Il y a deux jours, le Wall Street Journal a publié un reportage mettant en lumière un fonds spéculatif dont presque personne n'avait entendu parler, nommé Darsana Capital.

Ce fonds, créé en 2014, est de taille modeste. En 2019, il a pris une décision : miser sur une société de fusées non encore cotée. À l'époque, la valorisation de SpaceX était d'environ 30 milliards de dollars.

Sept ans plus tard, SpaceX s'apprête à entrer en bourse avec une valorisation de 1 750 milliards de dollars. Les quelque 600 millions de dollars que Darsana a investis progressivement valent aujourd'hui environ 15 milliards. Ce pari est l'une des transactions les plus rentables de l'histoire des fonds spéculatifs de Wall Street. À lui seul, SpaceX représente près de 60 % des actifs totaux de Darsana.

L'introduction en bourse de SpaceX, la plus importante de l'histoire, est aussi le premier coup de feu de la vague d'entrées en bourse des entreprises technologiques de cette année. Des histoires comme celle de Darsana sont fréquemment rapportées dans la presse. Google a investi 900 millions de dollars en 2015, qui valent aujourd'hui des centaines de milliards. Les 20 millions de dollars injectés par Founders Fund en 2008, un investissement de sauvetage à l'époque, se sont multipliés pour atteindre 19,5 milliards.

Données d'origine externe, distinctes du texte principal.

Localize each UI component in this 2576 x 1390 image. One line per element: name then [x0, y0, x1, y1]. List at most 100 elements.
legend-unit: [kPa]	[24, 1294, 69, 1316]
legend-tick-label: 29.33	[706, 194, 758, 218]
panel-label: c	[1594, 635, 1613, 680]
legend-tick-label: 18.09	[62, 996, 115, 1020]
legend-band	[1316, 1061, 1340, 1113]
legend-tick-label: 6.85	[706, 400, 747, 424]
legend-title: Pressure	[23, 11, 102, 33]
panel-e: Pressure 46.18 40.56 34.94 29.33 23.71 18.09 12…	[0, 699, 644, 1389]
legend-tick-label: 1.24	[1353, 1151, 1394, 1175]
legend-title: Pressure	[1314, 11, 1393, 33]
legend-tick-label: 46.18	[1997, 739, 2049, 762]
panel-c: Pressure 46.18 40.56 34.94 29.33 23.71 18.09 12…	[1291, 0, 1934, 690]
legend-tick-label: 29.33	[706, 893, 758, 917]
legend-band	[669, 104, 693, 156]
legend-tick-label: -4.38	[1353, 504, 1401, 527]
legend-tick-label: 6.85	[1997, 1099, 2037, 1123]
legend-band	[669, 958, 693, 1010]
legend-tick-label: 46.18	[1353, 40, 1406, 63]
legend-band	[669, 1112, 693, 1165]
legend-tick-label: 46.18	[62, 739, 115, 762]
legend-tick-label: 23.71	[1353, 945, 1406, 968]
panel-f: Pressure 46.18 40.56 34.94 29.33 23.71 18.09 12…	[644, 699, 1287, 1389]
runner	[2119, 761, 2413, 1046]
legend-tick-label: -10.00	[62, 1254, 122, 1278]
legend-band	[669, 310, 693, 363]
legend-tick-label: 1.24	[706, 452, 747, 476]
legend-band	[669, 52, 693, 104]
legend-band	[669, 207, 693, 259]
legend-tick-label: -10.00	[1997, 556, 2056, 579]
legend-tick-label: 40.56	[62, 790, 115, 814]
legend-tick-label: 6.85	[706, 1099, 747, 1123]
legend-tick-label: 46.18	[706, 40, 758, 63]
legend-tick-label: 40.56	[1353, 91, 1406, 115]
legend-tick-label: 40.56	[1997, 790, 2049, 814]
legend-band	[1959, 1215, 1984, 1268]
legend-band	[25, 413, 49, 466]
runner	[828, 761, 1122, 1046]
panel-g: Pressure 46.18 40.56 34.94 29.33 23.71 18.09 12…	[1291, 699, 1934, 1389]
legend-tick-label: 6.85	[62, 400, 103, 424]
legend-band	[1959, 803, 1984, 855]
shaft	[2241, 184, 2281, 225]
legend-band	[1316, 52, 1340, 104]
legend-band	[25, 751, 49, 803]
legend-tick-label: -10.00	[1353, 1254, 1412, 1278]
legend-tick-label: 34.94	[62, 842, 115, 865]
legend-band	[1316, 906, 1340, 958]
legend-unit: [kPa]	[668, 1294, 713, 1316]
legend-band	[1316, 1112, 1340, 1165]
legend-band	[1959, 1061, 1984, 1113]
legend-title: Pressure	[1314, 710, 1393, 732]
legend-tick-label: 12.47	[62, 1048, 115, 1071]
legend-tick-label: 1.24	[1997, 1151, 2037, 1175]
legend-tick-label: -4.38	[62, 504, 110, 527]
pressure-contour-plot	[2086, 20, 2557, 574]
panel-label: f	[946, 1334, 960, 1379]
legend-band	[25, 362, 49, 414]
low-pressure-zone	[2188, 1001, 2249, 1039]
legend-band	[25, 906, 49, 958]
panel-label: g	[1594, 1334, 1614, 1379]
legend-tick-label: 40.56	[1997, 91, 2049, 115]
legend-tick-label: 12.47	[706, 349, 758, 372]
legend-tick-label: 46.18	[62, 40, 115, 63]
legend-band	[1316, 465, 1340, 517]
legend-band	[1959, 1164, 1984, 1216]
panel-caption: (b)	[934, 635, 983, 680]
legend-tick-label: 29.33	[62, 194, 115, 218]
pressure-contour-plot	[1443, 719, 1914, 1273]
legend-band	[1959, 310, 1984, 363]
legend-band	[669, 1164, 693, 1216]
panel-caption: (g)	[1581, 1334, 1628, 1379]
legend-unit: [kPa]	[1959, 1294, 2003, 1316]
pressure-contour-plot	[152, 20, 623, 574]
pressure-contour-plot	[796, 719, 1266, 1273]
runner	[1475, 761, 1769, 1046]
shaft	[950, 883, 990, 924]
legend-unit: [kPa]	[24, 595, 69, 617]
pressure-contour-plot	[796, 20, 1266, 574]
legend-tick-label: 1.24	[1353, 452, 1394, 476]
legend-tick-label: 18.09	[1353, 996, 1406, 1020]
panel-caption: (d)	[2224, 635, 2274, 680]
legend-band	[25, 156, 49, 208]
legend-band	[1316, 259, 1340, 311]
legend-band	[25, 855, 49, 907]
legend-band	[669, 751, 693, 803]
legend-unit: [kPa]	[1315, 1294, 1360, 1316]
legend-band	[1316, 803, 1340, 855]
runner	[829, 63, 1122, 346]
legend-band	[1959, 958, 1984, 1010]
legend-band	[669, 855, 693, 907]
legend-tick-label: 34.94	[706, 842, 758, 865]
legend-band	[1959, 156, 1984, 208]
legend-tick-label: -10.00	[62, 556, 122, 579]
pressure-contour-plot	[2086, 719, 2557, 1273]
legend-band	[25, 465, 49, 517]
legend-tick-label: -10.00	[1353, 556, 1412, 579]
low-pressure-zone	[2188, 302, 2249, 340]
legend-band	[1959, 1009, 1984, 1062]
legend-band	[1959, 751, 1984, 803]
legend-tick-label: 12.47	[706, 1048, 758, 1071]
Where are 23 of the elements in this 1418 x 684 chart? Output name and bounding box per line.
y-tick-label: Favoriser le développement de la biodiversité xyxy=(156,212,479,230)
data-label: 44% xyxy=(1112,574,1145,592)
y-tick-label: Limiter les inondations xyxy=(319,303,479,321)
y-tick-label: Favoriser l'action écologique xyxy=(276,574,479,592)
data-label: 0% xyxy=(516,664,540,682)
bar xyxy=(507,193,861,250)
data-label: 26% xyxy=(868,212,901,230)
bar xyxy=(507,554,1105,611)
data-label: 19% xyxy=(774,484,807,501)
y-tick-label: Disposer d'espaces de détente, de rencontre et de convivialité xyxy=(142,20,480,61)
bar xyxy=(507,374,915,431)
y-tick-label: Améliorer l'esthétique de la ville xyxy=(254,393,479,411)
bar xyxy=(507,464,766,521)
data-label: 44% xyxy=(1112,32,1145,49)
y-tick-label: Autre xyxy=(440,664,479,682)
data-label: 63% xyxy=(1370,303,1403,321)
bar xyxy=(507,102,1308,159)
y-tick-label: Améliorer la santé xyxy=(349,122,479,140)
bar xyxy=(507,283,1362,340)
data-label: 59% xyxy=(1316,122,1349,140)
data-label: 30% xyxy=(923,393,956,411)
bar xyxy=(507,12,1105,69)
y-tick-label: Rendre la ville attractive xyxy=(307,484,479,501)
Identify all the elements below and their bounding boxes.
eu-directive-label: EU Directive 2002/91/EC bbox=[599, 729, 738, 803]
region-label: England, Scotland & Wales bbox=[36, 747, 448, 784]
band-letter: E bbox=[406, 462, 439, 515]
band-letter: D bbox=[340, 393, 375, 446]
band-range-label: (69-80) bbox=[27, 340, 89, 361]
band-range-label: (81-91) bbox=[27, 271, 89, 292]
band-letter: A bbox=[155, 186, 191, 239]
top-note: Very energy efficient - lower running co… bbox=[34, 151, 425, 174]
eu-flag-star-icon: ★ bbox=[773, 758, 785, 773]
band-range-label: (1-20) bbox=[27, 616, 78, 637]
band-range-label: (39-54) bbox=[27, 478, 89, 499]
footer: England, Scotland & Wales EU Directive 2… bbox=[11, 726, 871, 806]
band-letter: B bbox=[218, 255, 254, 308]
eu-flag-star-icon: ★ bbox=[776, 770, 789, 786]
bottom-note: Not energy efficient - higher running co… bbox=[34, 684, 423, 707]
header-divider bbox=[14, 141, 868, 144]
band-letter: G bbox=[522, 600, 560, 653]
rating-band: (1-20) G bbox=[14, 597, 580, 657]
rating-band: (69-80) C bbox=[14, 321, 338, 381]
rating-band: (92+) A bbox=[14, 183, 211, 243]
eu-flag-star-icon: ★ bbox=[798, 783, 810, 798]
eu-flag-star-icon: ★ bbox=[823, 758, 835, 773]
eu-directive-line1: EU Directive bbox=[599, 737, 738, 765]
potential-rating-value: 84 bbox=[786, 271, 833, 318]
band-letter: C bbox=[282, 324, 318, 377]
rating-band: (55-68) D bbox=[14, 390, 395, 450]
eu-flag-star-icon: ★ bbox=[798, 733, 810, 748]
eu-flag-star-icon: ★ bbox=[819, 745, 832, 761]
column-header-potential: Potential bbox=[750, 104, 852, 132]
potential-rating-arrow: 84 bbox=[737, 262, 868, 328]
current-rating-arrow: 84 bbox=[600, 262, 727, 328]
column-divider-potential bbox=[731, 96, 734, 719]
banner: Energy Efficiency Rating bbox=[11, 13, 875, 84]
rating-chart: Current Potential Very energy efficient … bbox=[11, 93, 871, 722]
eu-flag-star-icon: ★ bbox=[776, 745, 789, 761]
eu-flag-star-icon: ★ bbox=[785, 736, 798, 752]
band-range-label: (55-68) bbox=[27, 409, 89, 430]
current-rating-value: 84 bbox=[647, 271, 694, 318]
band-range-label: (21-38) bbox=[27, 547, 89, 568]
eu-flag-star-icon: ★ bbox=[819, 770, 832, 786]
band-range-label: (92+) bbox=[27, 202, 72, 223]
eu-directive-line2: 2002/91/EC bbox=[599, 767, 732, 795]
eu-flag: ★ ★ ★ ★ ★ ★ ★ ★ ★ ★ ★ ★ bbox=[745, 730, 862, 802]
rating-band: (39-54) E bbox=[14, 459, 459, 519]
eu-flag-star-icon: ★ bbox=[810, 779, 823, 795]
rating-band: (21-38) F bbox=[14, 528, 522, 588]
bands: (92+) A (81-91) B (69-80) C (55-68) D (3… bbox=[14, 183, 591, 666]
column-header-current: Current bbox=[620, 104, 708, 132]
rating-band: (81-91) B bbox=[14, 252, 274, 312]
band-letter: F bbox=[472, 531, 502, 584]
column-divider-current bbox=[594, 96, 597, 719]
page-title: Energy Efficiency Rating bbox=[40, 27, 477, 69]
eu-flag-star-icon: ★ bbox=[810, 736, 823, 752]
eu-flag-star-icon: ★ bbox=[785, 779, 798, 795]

Mais d'autres reportages présentent un tableau complètement différent.

Fin mars, Bloomberg et Reuters ont rapporté un phénomène étrange : des investisseurs ont acheté des actions de SpaceX, mais ne peuvent pas être certains de les avoir effectivement acquises. L'un d'eux, l'entrepreneur Tejpaul Bhatia, croit détenir des actions SpaceX, mais ne peut pas vérifier l'authenticité des actions censées lui appartenir.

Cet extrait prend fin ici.